When eliminating the volatile food and energy costs, prices rose 5.5% in April, still slightly below the March increase. The sticking elements are housing costs, which have persistently remained high, though experts predict some cooling off in the summer months. Consumer spending, meanwhile, a major driver of economic growth, has leveled off, again signaling that the Fed has successfully chilled the economy, sometimes at the expense of businesses losing customers.
CPI data details ‘much more encouraging’
“My read of the data is that the details are much more encouraging than the top line figures, largely because we saw a second consecutive moderation in shelter-related inflation,” said Eric Winograd, senior economist at AllianceBernstein, a global asset management firm based in Nashville, Tenn. “That is likely to continue as the lagged impact of past house price declines feeds into the series, and it increases my conviction that we will see meaningful disinflation over the next few months.”

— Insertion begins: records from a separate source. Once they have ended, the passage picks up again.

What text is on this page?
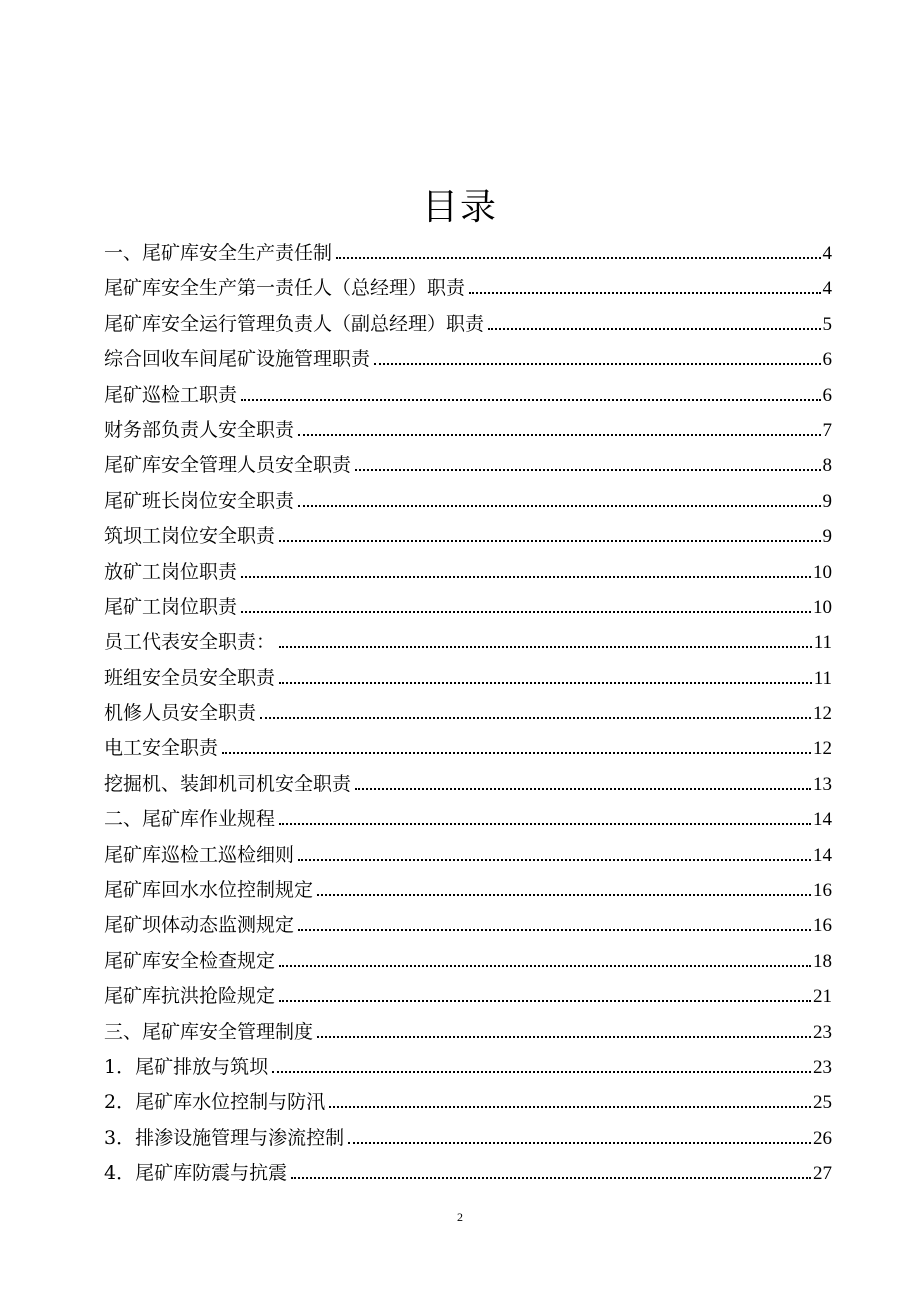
目录
一、尾矿库安全生产责任制	4
尾矿库安全生产第一责任人（总经理）职责	4
尾矿库安全运行管理负责人（副总经理）职责	5
综合回收车间尾矿设施管理职责	6
尾矿巡检工职责	6
财务部负责人安全职责	7
尾矿库安全管理人员安全职责	8
尾矿班长岗位安全职责	9
筑坝工岗位安全职责	9
放矿工岗位职责	10
尾矿工岗位职责	10
员工代表安全职责：	11
班组安全员安全职责	11
机修人员安全职责	12
电工安全职责	12
挖掘机、装卸机司机安全职责	13
二、尾矿库作业规程	14
尾矿库巡检工巡检细则	14
尾矿库回水水位控制规定	16
尾矿坝体动态监测规定	16
尾矿库安全检查规定	18
尾矿库抗洪抢险规定	21
三、尾矿库安全管理制度	23
1．尾矿排放与筑坝	23
2．尾矿库水位控制与防汛	25
3．排渗设施管理与渗流控制	26
4．尾矿库防震与抗震	27
2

Winograd said the numbers should keep the Fed on hold as it waits to see how far the disinflation goes and how quickly.
“The bar to rate cuts, though, is much higher than the bar for a pause in rate hikes, and the signal for a cut won’t likely come from the inflation data,” he said. “When the Fed turns to rate cuts, it will be because of a debt ceiling debacle, because of renewed banking sector tension, or because of significant deterioration in the labor market.”
Winograd said he expects the Fed to keep rates unchanged for the next 6-9 months even as disinflation continues. But, he said, “there is a long way to go before the Fed can comfortably declare victory.”
“[April’s] CPI report supports the view that inflation is moderating and some of the lagged components of inflation like shelter have started to show signs of trending down,” said Venkat Balakrishnan, head of Asset Allocation at MissionSquare Retirement. “Fed’s preferred measure of inflation, core services ex housing inflation, is also cooling down and that should be a welcome sign for Fed. Barring any new surprises from next month’s jobs report and inflation print, recent inflation trends point to a Fed pause in the month of June.”
The Fed raised its federal fund rate this month to between. 5% and 5.25%, the highest in 16 years. At its monthly meeting it hinted it might pause further relate increases,
Inflation still at double Fed target rate
Despite the progress, inflation is annualized more than twice the Fed’s target rate of 2%. However, shelter-related inflation – perhaps the biggest single contributor to overall inflation, has moderated in the past few months and should continue to decelerate, economists said, reducing its impact on inflation.
The good news for families is that food prices have remained stable for the past two months, and even declined a bit in April.
But the continued demand for workers, which has sent hourly wages rising 4.4% in April from a year ago, has businesses passing on higher labor costs to consumers. The rising prices, though, haven’t yet produced a huge pushback from consumers, who continue to spend, though figures show the trend has flattened a bit in recent months.
Non-shelter services inflation has decelerated markedly in recent months and is now at its slowest run rate in more than a year, according to the government’s statistics.
“All in all, I think today’s data are encouraging,” said Winograd. “The more persistent parts of the inflation basket are slowing, which should bring inflation down meaningfully in the next few months. There will be volatility around that trend, as there always is, but today’s data should make the Fed more confident that it does not need to raise rates any further.”